2020 journal article

DNA looping by two 5-methylcytosine-binding proteins quantified using nanofluidic devices

EPIGENETICS & CHROMATIN, 13(1).

By: M. Liu n, S. Movahed n, S. Dangi n, H. Pan n, P. Kaur n, S. Bilinovich*, E. Faison*, G. Leighton* ...

author keywords: DNA methylation; MeCP2; MBD2; DNA compaction
MeSH headings : 5-Methylcytosine / chemistry; 5-Methylcytosine / metabolism; Binding Sites; DNA / chemistry; DNA / metabolism; DNA Methylation; DNA-Binding Proteins / chemistry; DNA-Binding Proteins / metabolism; Epigenomics / methods; Humans; Methyl-CpG-Binding Protein 2 / chemistry; Methyl-CpG-Binding Protein 2 / metabolism; Microfluidics / instrumentation; Microfluidics / methods; Microscopy, Atomic Force / methods; Protein Binding
Source: Web Of Science
Added: April 20, 2020

Abstract Background MeCP2 and MBD2 are members of a family of proteins that possess a domain that selectively binds 5-methylcytosine in a CpG context. Members of the family interact with other proteins to modulate DNA packing. Stretching of DNA–protein complexes in nanofluidic channels with a cross-section of a few persistence lengths allows us to probe the degree of compaction by proteins. Results We demonstrate DNA compaction by MeCP2 while MBD2 does not affect DNA configuration.

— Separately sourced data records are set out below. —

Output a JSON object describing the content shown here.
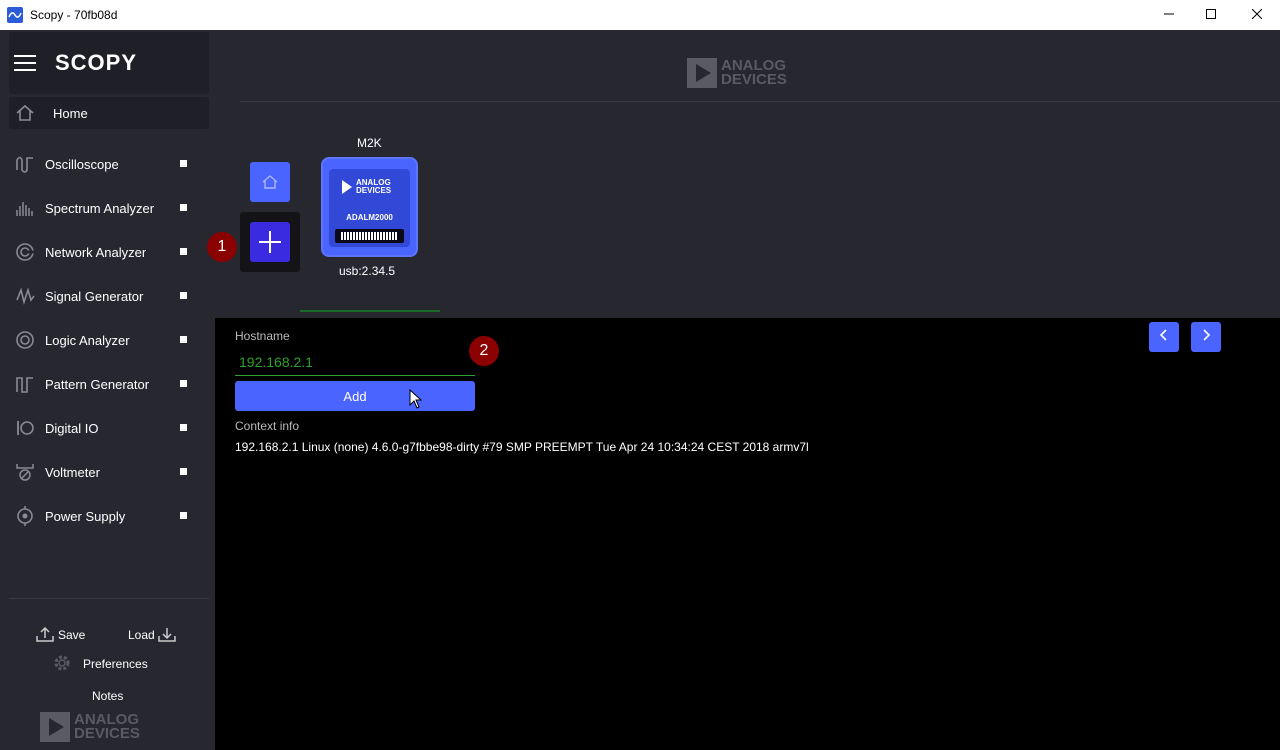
{
  "window": {
    "title": "Scopy - 70fb08d",
    "minimize_icon": "minimize-icon",
    "maximize_icon": "maximize-icon",
    "close_icon": "close-icon"
  },
  "sidebar": {
    "logo": "SCOPY",
    "home_label": "Home",
    "tools": [
      {
        "label": "Oscilloscope",
        "icon": "oscilloscope-icon"
      },
      {
        "label": "Spectrum Analyzer",
        "icon": "spectrum-analyzer-icon"
      },
      {
        "label": "Network Analyzer",
        "icon": "network-analyzer-icon"
      },
      {
        "label": "Signal Generator",
        "icon": "signal-generator-icon"
      },
      {
        "label": "Logic Analyzer",
        "icon": "logic-analyzer-icon"
      },
      {
        "label": "Pattern Generator",
        "icon": "pattern-generator-icon"
      },
      {
        "label": "Digital IO",
        "icon": "digital-io-icon"
      },
      {
        "label": "Voltmeter",
        "icon": "voltmeter-icon"
      },
      {
        "label": "Power Supply",
        "icon": "power-supply-icon"
      }
    ],
    "save_label": "Save",
    "load_label": "Load",
    "preferences_label": "Preferences",
    "notes_label": "Notes",
    "brand_line1": "ANALOG",
    "brand_line2": "DEVICES"
  },
  "header": {
    "brand_line1": "ANALOG",
    "brand_line2": "DEVICES"
  },
  "device": {
    "title": "M2K",
    "card_brand_line1": "ANALOG",
    "card_brand_line2": "DEVICES",
    "card_model": "ADALM2000",
    "uri": "usb:2.34.5"
  },
  "badges": {
    "first": "1",
    "second": "2"
  },
  "connect": {
    "hostname_label": "Hostname",
    "hostname_value": "192.168.2.1",
    "add_label": "Add",
    "context_label": "Context info",
    "context_text": "192.168.2.1 Linux (none) 4.6.0-g7fbbe98-dirty #79 SMP PREEMPT Tue Apr 24 10:34:24 CEST 2018 armv7l"
  },
  "colors": {
    "accent": "#4a64ff",
    "sidebar_bg": "#272730",
    "panel_bg": "#000000",
    "input_green": "#2ea02e",
    "badge_red": "#8b0000"
  }
}
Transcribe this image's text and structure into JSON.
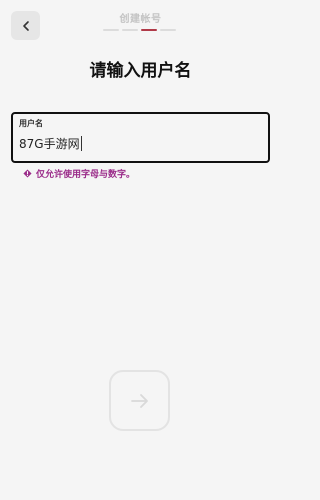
{
  "header": {
    "step_title": "创建帐号",
    "steps": [
      {
        "state": "done"
      },
      {
        "state": "done"
      },
      {
        "state": "active"
      },
      {
        "state": "todo"
      }
    ]
  },
  "main": {
    "title": "请输入用户名",
    "username_field": {
      "label": "用户名",
      "value": "87G手游网"
    },
    "hint": {
      "icon": "warning-diamond-icon",
      "text": "仅允许使用字母与数字。"
    }
  },
  "colors": {
    "accent": "#b03a48",
    "hint": "#9b2c8a",
    "background": "#f5f5f5"
  }
}
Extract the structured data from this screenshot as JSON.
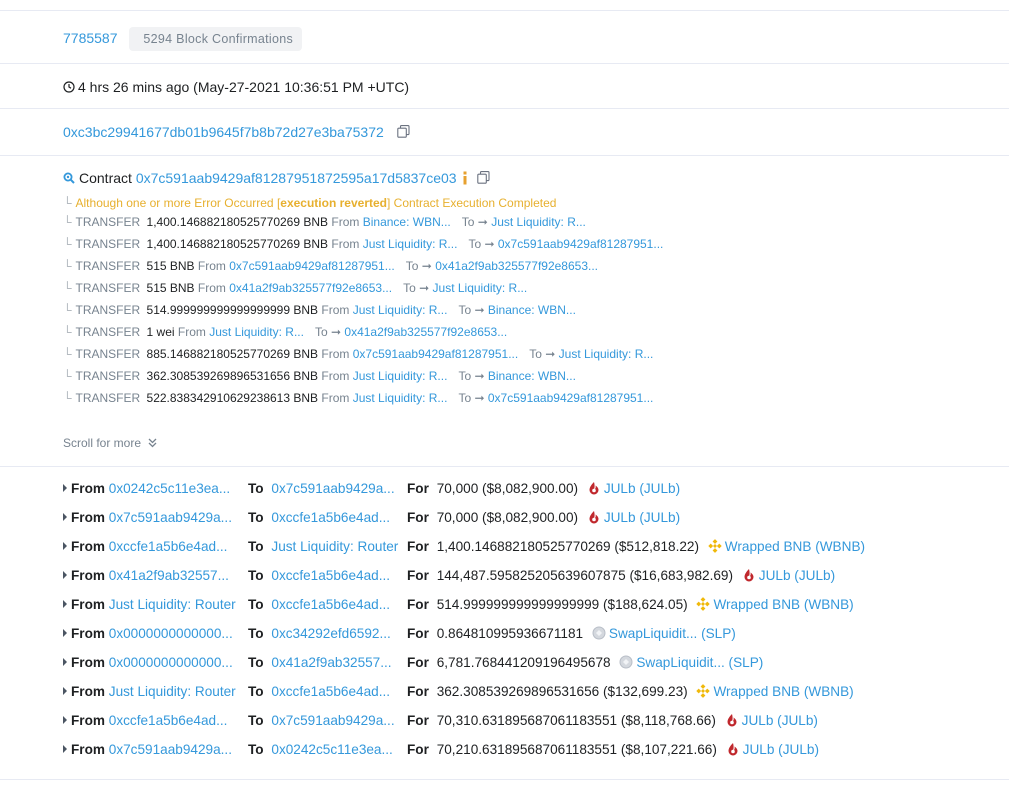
{
  "block": {
    "number": "7785587",
    "confirmations": "5294 Block Confirmations"
  },
  "timestamp": "4 hrs 26 mins ago (May-27-2021 10:36:51 PM +UTC)",
  "from_address": "0xc3bc29941677db01b9645f7b8b72d27e3ba75372",
  "interacted_with": {
    "prefix": "Contract",
    "address": "0x7c591aab9429af81287951872595a17d5837ce03"
  },
  "internal_error": {
    "part1": "Although one or more Error Occurred [",
    "bold": "execution reverted",
    "part2": "] Contract Execution Completed"
  },
  "internal_transfers": [
    {
      "label": "TRANSFER",
      "amount": "1,400.146882180525770269 BNB",
      "from_label": "From",
      "from": "Binance: WBN...",
      "to_label": "To",
      "to": "Just Liquidity: R..."
    },
    {
      "label": "TRANSFER",
      "amount": "1,400.146882180525770269 BNB",
      "from_label": "From",
      "from": "Just Liquidity: R...",
      "to_label": "To",
      "to": "0x7c591aab9429af81287951..."
    },
    {
      "label": "TRANSFER",
      "amount": "515 BNB",
      "from_label": "From",
      "from": "0x7c591aab9429af81287951...",
      "to_label": "To",
      "to": "0x41a2f9ab325577f92e8653..."
    },
    {
      "label": "TRANSFER",
      "amount": "515 BNB",
      "from_label": "From",
      "from": "0x41a2f9ab325577f92e8653...",
      "to_label": "To",
      "to": "Just Liquidity: R..."
    },
    {
      "label": "TRANSFER",
      "amount": "514.999999999999999999 BNB",
      "from_label": "From",
      "from": "Just Liquidity: R...",
      "to_label": "To",
      "to": "Binance: WBN..."
    },
    {
      "label": "TRANSFER",
      "amount": "1 wei",
      "from_label": "From",
      "from": "Just Liquidity: R...",
      "to_label": "To",
      "to": "0x41a2f9ab325577f92e8653..."
    },
    {
      "label": "TRANSFER",
      "amount": "885.146882180525770269 BNB",
      "from_label": "From",
      "from": "0x7c591aab9429af81287951...",
      "to_label": "To",
      "to": "Just Liquidity: R..."
    },
    {
      "label": "TRANSFER",
      "amount": "362.308539269896531656 BNB",
      "from_label": "From",
      "from": "Just Liquidity: R...",
      "to_label": "To",
      "to": "Binance: WBN..."
    },
    {
      "label": "TRANSFER",
      "amount": "522.838342910629238613 BNB",
      "from_label": "From",
      "from": "Just Liquidity: R...",
      "to_label": "To",
      "to": "0x7c591aab9429af81287951..."
    }
  ],
  "scroll_more": "Scroll for more",
  "token_transfers": [
    {
      "from_label": "From",
      "from": "0x0242c5c11e3ea...",
      "to_label": "To",
      "to": "0x7c591aab9429a...",
      "for_label": "For",
      "amount": "70,000 ($8,082,900.00)",
      "token": "JULb (JULb)",
      "icon": "julb-icon"
    },
    {
      "from_label": "From",
      "from": "0x7c591aab9429a...",
      "to_label": "To",
      "to": "0xccfe1a5b6e4ad...",
      "for_label": "For",
      "amount": "70,000 ($8,082,900.00)",
      "token": "JULb (JULb)",
      "icon": "julb-icon"
    },
    {
      "from_label": "From",
      "from": "0xccfe1a5b6e4ad...",
      "to_label": "To",
      "to": "Just Liquidity: Router",
      "for_label": "For",
      "amount": "1,400.146882180525770269 ($512,818.22)",
      "token": "Wrapped BNB (WBNB)",
      "icon": "bnb-icon"
    },
    {
      "from_label": "From",
      "from": "0x41a2f9ab32557...",
      "to_label": "To",
      "to": "0xccfe1a5b6e4ad...",
      "for_label": "For",
      "amount": "144,487.595825205639607875 ($16,683,982.69)",
      "token": "JULb (JULb)",
      "icon": "julb-icon"
    },
    {
      "from_label": "From",
      "from": "Just Liquidity: Router",
      "to_label": "To",
      "to": "0xccfe1a5b6e4ad...",
      "for_label": "For",
      "amount": "514.999999999999999999 ($188,624.05)",
      "token": "Wrapped BNB (WBNB)",
      "icon": "bnb-icon"
    },
    {
      "from_label": "From",
      "from": "0x0000000000000...",
      "to_label": "To",
      "to": "0xc34292efd6592...",
      "for_label": "For",
      "amount": "0.864810995936671181",
      "token": "SwapLiquidit... (SLP)",
      "icon": "slp-icon"
    },
    {
      "from_label": "From",
      "from": "0x0000000000000...",
      "to_label": "To",
      "to": "0x41a2f9ab32557...",
      "for_label": "For",
      "amount": "6,781.768441209196495678",
      "token": "SwapLiquidit... (SLP)",
      "icon": "slp-icon"
    },
    {
      "from_label": "From",
      "from": "Just Liquidity: Router",
      "to_label": "To",
      "to": "0xccfe1a5b6e4ad...",
      "for_label": "For",
      "amount": "362.308539269896531656 ($132,699.23)",
      "token": "Wrapped BNB (WBNB)",
      "icon": "bnb-icon"
    },
    {
      "from_label": "From",
      "from": "0xccfe1a5b6e4ad...",
      "to_label": "To",
      "to": "0x7c591aab9429a...",
      "for_label": "For",
      "amount": "70,310.631895687061183551 ($8,118,768.66)",
      "token": "JULb (JULb)",
      "icon": "julb-icon"
    },
    {
      "from_label": "From",
      "from": "0x7c591aab9429a...",
      "to_label": "To",
      "to": "0x0242c5c11e3ea...",
      "for_label": "For",
      "amount": "70,210.631895687061183551 ($8,107,221.66)",
      "token": "JULb (JULb)",
      "icon": "julb-icon"
    }
  ]
}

By using atomic force microscopy (AFM), we determined that the mechanism for compaction by MeCP2 is the formation of bridges between distant DNA stretches and the formation of loops. Conclusions Despite sharing a similar specific DNA-binding domain, the impact of full-length 5-methylcytosine-binding proteins can vary drastically between strong compaction of DNA and no discernable large-scale impact of protein binding. We demonstrate that ATTO 565-labeled MBD2 is a good candidate as a staining agent for epigenetic mapping.